This post has two elements: first, I saw on twitter something about the Angling Trust calling for cormorants to be shot “to protect stocks of coarse and game fish”, and following the link located the details which you can see here, and second while out looking for cormorants to photograph for this post I saw something else that I had not previously captured.
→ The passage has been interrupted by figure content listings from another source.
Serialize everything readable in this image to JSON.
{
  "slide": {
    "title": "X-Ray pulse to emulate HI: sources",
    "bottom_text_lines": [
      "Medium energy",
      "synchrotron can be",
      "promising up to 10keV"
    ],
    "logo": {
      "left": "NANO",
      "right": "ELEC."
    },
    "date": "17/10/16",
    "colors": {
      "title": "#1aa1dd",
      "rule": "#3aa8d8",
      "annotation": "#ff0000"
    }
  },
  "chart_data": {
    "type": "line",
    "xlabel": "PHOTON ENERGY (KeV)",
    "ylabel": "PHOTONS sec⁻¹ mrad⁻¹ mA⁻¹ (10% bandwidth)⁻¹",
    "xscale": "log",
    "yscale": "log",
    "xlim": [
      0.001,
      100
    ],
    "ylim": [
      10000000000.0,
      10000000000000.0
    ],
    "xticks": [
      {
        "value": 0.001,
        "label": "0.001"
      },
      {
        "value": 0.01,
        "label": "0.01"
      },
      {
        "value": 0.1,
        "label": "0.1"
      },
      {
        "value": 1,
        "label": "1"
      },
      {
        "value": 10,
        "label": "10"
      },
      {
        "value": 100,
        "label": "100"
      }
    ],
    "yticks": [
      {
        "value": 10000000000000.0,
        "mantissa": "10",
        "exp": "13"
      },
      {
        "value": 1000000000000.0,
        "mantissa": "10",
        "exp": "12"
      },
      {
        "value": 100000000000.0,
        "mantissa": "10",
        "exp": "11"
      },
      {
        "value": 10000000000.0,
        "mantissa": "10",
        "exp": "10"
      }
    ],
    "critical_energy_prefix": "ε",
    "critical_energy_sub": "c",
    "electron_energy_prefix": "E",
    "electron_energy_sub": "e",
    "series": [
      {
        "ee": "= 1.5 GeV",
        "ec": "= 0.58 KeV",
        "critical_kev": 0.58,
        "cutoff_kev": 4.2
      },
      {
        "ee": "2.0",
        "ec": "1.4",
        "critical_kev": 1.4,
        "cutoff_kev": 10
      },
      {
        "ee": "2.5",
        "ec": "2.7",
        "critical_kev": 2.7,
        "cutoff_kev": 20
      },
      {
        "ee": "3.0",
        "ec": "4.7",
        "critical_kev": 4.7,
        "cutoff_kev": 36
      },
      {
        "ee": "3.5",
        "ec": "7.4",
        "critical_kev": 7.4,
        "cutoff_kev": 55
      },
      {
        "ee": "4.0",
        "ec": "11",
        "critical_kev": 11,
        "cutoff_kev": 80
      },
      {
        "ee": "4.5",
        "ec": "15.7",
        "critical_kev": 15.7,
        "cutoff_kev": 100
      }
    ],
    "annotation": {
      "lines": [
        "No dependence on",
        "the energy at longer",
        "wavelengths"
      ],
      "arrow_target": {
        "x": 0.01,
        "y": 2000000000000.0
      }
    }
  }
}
I would take a lot persuading that increasing the number of cormorants licensed to be shot copuld be justified in any case, but the grounds given, which amount to a statement that “our sport counts for more than cormorants” fail to come even remotely close. There is a cormorant colony within walking distance of central King’s Lynn, and although they were not about in big numbers when I went looking, there were four of them in evidence. Here are the pictures:
AN ASPI.BLOG FIRST
While observing the cormorants I also a got a couple of pictures of this:
Going through my bird book I could find only two birds with black wings and a white bar across their tail. The first, the Storm Petrel was an unlikely option given how far King’s Lynn is from the nearest ocean (it is an ocean going bird). That left me with the second, the Lapwing, a medium sized wader that likes marshy or muddy conditions (not a problem in the vicinity of the Great Ouse!). Here to conclude this post is what my bird book has to say about Lapwings:
4 thoughts on “Birds”
Of real concern. Cormorant culling is based on psuedoscience. It is both cruel and ineffective. I have forwarded the link to The Angler’s Trust you provided to Zoocheck, a Canadian animal rights group that also runs Cormorant Defenders International. Their website can be found here. https://www.zoocheck.com/cormorant/
Thank you for this constructive comment and for reblogging the post 🙂
Reblogged this on Art by Nicole Corrado and commented:
Of real concern. Cormorants are not the enemy. https://www.zoocheck.com/cormorant/
We see the lapwings here in Spring when they walk around on the fields and they do have a funny way to fly.